3. Truth: three seeds of virtue. These are freedom from passion, aggression, and ignorance. It is the way we can interrupt our habitual response, disrupt our normal patterns, it’s how we can turn our regular way of being into one that manifests compassion and wisdom. We see the truth of our typical behavior, become aware and take responsibility, and plant the seeds of virtue.

Pema Pema Chödrön explains this part of the slogan in her book Start Where You Are: A Guide to Compassionate Living and does so beautifully, with complete clarity.

In terms of “Three objects, three poisons, and three seeds of virtue,” when these poisons arise, the instruction is to drop the story line, which means-instead of acting out or repressing-use the situation as an opportunity to feel your heart, to feel the wound.

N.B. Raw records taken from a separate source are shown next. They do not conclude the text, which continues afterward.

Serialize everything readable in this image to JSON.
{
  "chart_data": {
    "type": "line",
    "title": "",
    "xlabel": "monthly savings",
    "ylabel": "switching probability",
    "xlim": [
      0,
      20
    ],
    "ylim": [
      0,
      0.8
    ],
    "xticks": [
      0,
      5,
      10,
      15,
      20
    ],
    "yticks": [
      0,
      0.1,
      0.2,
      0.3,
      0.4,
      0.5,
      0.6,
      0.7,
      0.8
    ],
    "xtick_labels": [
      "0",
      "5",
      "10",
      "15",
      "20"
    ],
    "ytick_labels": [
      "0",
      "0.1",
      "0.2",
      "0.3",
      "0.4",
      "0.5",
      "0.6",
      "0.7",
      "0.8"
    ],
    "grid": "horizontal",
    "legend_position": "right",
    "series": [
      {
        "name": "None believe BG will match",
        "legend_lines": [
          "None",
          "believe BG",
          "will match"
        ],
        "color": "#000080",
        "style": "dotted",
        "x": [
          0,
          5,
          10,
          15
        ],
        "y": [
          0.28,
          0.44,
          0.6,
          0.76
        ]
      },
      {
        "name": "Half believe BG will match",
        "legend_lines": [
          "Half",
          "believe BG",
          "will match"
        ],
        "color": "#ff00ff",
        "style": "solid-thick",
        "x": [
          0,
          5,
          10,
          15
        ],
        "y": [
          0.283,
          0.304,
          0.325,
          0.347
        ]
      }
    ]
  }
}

Use it as an opportunity to touch that soft spot. Underneath all that craving or aversion or jealousy or feeling wretched about yourself, underneath all that hopelessness and despair and depression, there’s something extremely soft, which is called bodhichitta.

When these things arise, train gradually and very gently without making it into a big deal. Begin to get the hang of feeling what’s underneath the story line. Feel the wounded heart that’s underneath the addiction, self-loathing, or anger: If someone comes along and shoots an arrow into your heart, it’s fruitless to stand there and yell at the person. It would be much better to turn your attention to the fact that there’s an arrow in your heart and to relate to that wound.

When we do that, the three poisons become three seeds of how to make friends with ourselves. They give us the chance to work on patience and kindness, the chance not to give up on ourselves and not to act out or repress. They give us the chance to change our habits completely. This is what helps both ourselves and others. This is instruction on how to turn unwanted circumstances into the path of enlightenment. By following it, we can transform all that messy stuff that we usually push away into the path of awakening: reconnecting with our soft heart, our clarity, and our ability to open further.

One Wish: That each of us develops an awareness of the ways in which we are generating suffering. That with wisdom and compassion and great gentleness we start to interrupt this behavior, to change the habitual patterns that lead to pain and poison. That we ease suffering, in ourselves and the world, and begin planting seeds of virtue instead.

May all beings be happy.
May all beings be well.
May all beings be safe.
May all beings be free from suffering.